We need to find the slope-intercept equation for all cases:
Function 1.
In this case, we have the following points
[tex]\begin{gathered} (x_1,y_1)=(1,-2) \\ (x_2,y_2)=(0,-4) \end{gathered}[/tex]
Then, its slope is given by
[tex]m=\frac{y_2-y_1}{x_2-x_1}=\frac{-4+2}{0-1}=2[/tex]
Since the line crosses the y-axis at y=-4, the line equation is:
[tex]y=2x-4[/tex]
Function 2.
We can choose 2 points of the table, for instance,
[tex]\begin{gathered} (x_1,y_1)=(0,5) \\ (x_2,y_2)=(1,4) \end{gathered}[/tex]
and get the following slope
[tex]m=\frac{y_2-y_1}{x_2-x_1}=\frac{4-5}{1-0}=-1[/tex]

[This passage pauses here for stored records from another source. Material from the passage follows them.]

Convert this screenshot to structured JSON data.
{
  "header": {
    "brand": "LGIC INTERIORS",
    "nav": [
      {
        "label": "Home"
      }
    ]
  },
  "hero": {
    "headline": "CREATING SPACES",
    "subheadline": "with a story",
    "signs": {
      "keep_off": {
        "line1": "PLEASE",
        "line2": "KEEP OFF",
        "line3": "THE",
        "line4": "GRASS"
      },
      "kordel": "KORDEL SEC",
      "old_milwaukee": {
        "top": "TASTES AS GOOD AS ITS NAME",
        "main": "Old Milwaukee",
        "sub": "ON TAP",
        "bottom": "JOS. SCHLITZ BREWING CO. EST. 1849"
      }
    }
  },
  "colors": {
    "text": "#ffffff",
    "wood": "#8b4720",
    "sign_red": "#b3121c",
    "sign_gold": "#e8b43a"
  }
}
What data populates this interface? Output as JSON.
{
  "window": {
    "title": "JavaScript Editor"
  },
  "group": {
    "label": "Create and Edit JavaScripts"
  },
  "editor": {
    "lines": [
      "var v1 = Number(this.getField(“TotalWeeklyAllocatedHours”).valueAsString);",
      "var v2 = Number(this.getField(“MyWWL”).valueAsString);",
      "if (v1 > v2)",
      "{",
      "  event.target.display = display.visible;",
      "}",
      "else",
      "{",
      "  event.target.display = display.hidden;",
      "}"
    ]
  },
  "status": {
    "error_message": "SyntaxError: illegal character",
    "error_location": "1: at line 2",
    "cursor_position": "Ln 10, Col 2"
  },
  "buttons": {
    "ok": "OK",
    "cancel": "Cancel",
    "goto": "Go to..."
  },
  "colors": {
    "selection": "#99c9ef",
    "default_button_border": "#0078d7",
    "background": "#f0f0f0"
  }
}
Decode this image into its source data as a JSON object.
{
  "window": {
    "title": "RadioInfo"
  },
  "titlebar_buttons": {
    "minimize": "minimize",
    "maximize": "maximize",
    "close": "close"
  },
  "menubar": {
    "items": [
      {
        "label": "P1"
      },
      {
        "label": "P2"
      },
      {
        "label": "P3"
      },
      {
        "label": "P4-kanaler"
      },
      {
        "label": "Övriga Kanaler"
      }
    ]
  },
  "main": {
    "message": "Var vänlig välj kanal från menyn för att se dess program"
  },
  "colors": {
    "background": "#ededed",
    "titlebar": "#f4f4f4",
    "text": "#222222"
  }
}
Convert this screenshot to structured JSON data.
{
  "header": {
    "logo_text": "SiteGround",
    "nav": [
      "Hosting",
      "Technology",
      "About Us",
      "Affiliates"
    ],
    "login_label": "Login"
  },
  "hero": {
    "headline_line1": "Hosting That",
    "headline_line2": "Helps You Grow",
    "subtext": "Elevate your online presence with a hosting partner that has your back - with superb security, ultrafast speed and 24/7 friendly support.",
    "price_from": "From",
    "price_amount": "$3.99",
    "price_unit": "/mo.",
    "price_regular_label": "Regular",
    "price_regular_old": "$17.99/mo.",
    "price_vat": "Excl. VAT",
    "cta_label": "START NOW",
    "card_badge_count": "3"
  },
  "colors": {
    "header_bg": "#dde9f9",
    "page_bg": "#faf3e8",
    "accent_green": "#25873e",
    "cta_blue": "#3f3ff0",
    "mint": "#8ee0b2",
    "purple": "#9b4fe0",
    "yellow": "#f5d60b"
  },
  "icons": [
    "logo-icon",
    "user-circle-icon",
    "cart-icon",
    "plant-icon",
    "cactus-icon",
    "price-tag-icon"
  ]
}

since the line crosses at y=5, the equation is:
[tex]y=-x+5[/tex]
Function 3.
From the given information, the equation is
[tex]y=-4x-1[/tex]
Function 4.
From the given information, the equation is:
[tex]y=5x+2[/tex]
In summary, we have obtained the following equations:
1) y=2x-4
2) y=-x+5
3) y=-4x-1
4) y=5x+2
Then, we have obtained:
a) Which function has the graph with a y-intercept closest to 0? Answer. As we can note, function 3 because its y-intercept is -1
(b) Which function has the graph with the greatest slope? Answer. From the above result, we can note that function 4 has the greatest slope because it is equal to 5
(c) Which functions have graphs with y-intercepts greater than 3? Answer. Only function 2 has y-intercept greater than 3 because the value is 5
In summary, the answers are:
a) Function 3
b) Function 4
c) Function 2